Monday, September 9, 2024

New York Times Third Best At “Sex”?

If you were, by some chance, to search for “sex” on Google, what sort of sites would you expect to see?  Perhaps we shouldn’t give explicit examples, but a lot of users were surprised when internal archive search results from the New York Times ranked just behind Wikipedia and Salon.

New York Times Third Best At Sex?New York Times Third Best At “Sex”?
That’s seems good, right?  At least for the New York Times.  But a number of people have pointed out some problems with the tactics that landed this paper at number three, and the first of them was johnon.com’s John Andrews.

“The King of Content is now dominating the Google SERPs across a wide swath of the keyword space, via the re-published, re-purposed, New York Times Archives,” he wrote.  “Each ‘article’ is re-purposed on a clean, CSS-driven text page, clearly dated TODAY and not-co-clearly labeled as ‘originally published’ back in 1997, 1998, or whatever all the way back to 1981.  Of course cross-referenced, categorized, sub-categorized, ad-infinitum.

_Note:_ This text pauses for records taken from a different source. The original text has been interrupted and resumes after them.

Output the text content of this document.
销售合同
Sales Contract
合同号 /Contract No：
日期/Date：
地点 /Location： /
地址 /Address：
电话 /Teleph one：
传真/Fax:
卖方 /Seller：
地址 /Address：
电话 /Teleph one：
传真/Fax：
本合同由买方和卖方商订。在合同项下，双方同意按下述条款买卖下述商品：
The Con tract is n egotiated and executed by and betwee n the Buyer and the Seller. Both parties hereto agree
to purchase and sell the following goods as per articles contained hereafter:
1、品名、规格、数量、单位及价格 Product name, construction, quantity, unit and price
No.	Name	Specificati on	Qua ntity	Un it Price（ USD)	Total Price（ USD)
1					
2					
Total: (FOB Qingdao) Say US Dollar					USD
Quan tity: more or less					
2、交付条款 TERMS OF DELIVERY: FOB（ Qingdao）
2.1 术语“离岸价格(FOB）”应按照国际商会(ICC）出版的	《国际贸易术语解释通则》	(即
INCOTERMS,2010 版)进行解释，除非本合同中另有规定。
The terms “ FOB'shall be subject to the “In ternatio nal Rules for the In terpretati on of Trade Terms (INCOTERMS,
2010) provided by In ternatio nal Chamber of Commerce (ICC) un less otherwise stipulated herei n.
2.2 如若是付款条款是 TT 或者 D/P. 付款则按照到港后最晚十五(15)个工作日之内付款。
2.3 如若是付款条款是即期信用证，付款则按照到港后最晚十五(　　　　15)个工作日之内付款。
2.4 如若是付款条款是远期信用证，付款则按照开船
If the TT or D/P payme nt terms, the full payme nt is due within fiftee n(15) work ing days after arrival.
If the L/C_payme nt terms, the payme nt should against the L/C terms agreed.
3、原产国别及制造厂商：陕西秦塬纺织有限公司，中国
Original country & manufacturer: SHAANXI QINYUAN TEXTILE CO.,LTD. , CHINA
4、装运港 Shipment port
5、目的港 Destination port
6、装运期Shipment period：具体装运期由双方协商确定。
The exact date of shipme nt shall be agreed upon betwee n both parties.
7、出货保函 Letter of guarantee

“You can check for yourself on your own ‘current events’ topics of interest,” Andrews continued.  “Look for query.nytimes.com (search results) and topics.nytimes.com (archives) showing up in the #1 spot for search phrases, as if the re-published content was ‘fresh news’.  Via Google referral, many of them are full articles.  Via the New York Times archive search pages, my tests mostly returned pay-per-article results sets.  Yes, there are ads on the pages.”

You probably won’t, however, have much luck at duplicating Andrews’s results at this point – it seems that someone at Google has gone in and “fixed” the problem.  (The New York Times is no longer the number three result for “sex,” for example.)  Yet some experts have argued that this wasn’t a problem – or any sort of disreputable trick – at all.

Danny Sullivan is one of those individuals (Sullivan also managed to captured a screenshot of the odd-looking “sex” results).  “Back in March, Google warned that allowing your internal search results to be listed in Google might be considered spamming,” he began.

But, in reference to the New York Times’s doings, Sullivan added, “[I]t’s common for sites to have category pages for stories they’ve written.  It’s GOOD for them to have these, in most cases.  As for the [TODAY] header, it’s also common that sites don’t provide last modified dates or that they reports the current date as the document’s authored date.”

And so, “[t]hat’s why search engines typically depend on their own internal comparison processes to determine if a document has changed or other means to assign actual dates to them.  The visible date shown to human often means little.”

The debate over the New York Times’s tactics is sure to continue, however, perhaps with reference to an old cloaking uproar.